A multi-billion-dollar homeowner help program lacks accountability, transparency and measurable goals, according to a federal report to Congress that assesses the use of taxpayer money to prevent foreclosure.
It’s the second time the special inspector general of the Troubled Asset Relief Program, or TARP, has alerted to concerns with the $7.6 billion Hardest Hit Fund, which was doled out to 18 states and the District of Columbia beginning in 2010. Florida received $1.06 billion.
In a nearly 400-page review of TARP released last week, the inspector general complains that the Treasury Department rejected recommendations to set performance goals for Hardest Hit, including how many homeowners should be helped, and publish progress toward that goal on its website and in a housing scorecard released monthly.
“In other words, rather than fix the problem that the inspector general warned Treasury about, Treasury allowed the problem to get worse,” the report says. “Treasury is refusing to hold itself or the states accountable to any goal of the number of homeowners to be assisted by the Hardest Hit Fund, and the result has been that the program is reaching far fewer homeowners than the states expected in 2011.”
Nationwide, it is estimated that 367,290 homeowners will receive Hardest Hit money, a 33 percent reduction from 2011 estimates.
The Treasury Department says it doesn’t make sense to set static measures for the Hardest Hit Fund because programs, which are developed by the states, have to be able to evolve in response to what’s happening in the housing market.
It holds states accountable by tracking their progress on money disbursement and homeowner participation.
Last year, Treasury sent the Florida Housing Finance Corp. a letter with concerns that the state wasn’t doing enough to get money to borrowers.
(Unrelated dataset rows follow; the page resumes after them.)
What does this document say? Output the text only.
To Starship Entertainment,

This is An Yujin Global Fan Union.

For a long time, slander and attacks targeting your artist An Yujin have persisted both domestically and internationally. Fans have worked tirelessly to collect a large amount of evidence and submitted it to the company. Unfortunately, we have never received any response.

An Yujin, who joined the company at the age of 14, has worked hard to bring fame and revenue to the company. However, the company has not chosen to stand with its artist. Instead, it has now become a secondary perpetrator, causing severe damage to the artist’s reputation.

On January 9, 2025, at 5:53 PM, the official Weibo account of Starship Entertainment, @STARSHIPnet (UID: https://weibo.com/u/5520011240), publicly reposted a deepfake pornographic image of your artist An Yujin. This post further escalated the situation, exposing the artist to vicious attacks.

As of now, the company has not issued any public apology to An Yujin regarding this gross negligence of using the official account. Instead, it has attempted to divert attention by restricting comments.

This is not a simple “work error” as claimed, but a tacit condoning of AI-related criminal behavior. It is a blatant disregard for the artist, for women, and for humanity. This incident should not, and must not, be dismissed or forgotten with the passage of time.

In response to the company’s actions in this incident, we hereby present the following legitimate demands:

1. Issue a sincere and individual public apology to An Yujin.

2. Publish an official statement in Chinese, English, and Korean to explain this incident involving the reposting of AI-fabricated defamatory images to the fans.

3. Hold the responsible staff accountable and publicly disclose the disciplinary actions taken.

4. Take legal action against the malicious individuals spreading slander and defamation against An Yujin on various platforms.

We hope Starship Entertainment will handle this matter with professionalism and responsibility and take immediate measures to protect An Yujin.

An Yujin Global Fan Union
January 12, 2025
Florida had just two disbursement programs at the time for unemployed and underemployed homeowners. The Treasury threatened “remedial actions” if the program wasn’t improved.
“It is urgent that Florida Housing take steps now to increase volume while the need is critical,” the letter said.
It also noted that Florida had no program to address underwater mortgages and long-term affordability.
In September, Florida rolled out a principal reduction plan for an estimated 10,000 homeowners who are current on their mortgage payments but owe more on their loan than their home value.
“There is more than one way to measure performance,” said Mark McArdle, chief home ownership preservation officer for the Treasury Department. “We are holding states accountable, and we do have goals for them, we just define accountability differently.”
The Treasury also debuted in October an online quarterly performance summary for the Hardest Hit Fund that tracks each state’s progress. The summary showed that the amount disbursed increased by 222 percent over the last year, and the number of homeowners assisted increased by 117 percent over the same period.
Although states have until 2017 to spend the Hardest Hit money, struggling borrowers are usually working on much shorter timelines to save their homes.
Linda Maslowski, a New Port Richey resident, complained to Florida Attorney General Pam Bondi in September about the Hardest Hit program after she said her February application was repeatedly delayed and documents lost.
“After six months of being told I would be helped and endless piles of paperwork, I feel I was just strung along,” Maslowski said.
Maslowski said her application was eventually rejected. She complained to U.S. Sen. Bill Nelson, D-Fla., and, to her surprise, the rejection was reversed and her application approved.
“They turned around and said ‘Oops, that was an error, she qualifies,’ ” Maslowski said when reached this week. “I was within weeks of losing my home.”
The inspector general’s report notes that after nearly three and a half years, just 22 percent of the Hardest Hit funds have been spent nationally as of June 30 on homeowners. Florida had disbursed 13 percent.
As of Sept. 1, the number of Florida homeowners helped by the Hardest Hit program was 11,414, more than double the amount helped through June 2012.
Money to Florida homeowners stands at about $337 million in direct payments or amounts for future payments to approved homeowners.
“We’ve tried to work as diligently as we can to get programs implemented,” said Cecka Green, spokeswoman for the Florida Housing Finance Corp., which oversees the state’s Hardest Hit program.
Green estimates 39,000 Florida borrowers will get help from Hardest Hit money. The Treasury’s 2012 letter notes the original minimum estimate was 45,000.
What is Hardest Hit?
The Obama Administration awarded $7.6 billion beginning in 2010 to states that suffered the most from the real estate crash. Florida received $1.06 billion and must spend the money on foreclosure prevention programs by 2017 or risk losing it. Florida’s Hardest Hit program is overseen by the Florida Housing Finance Corp.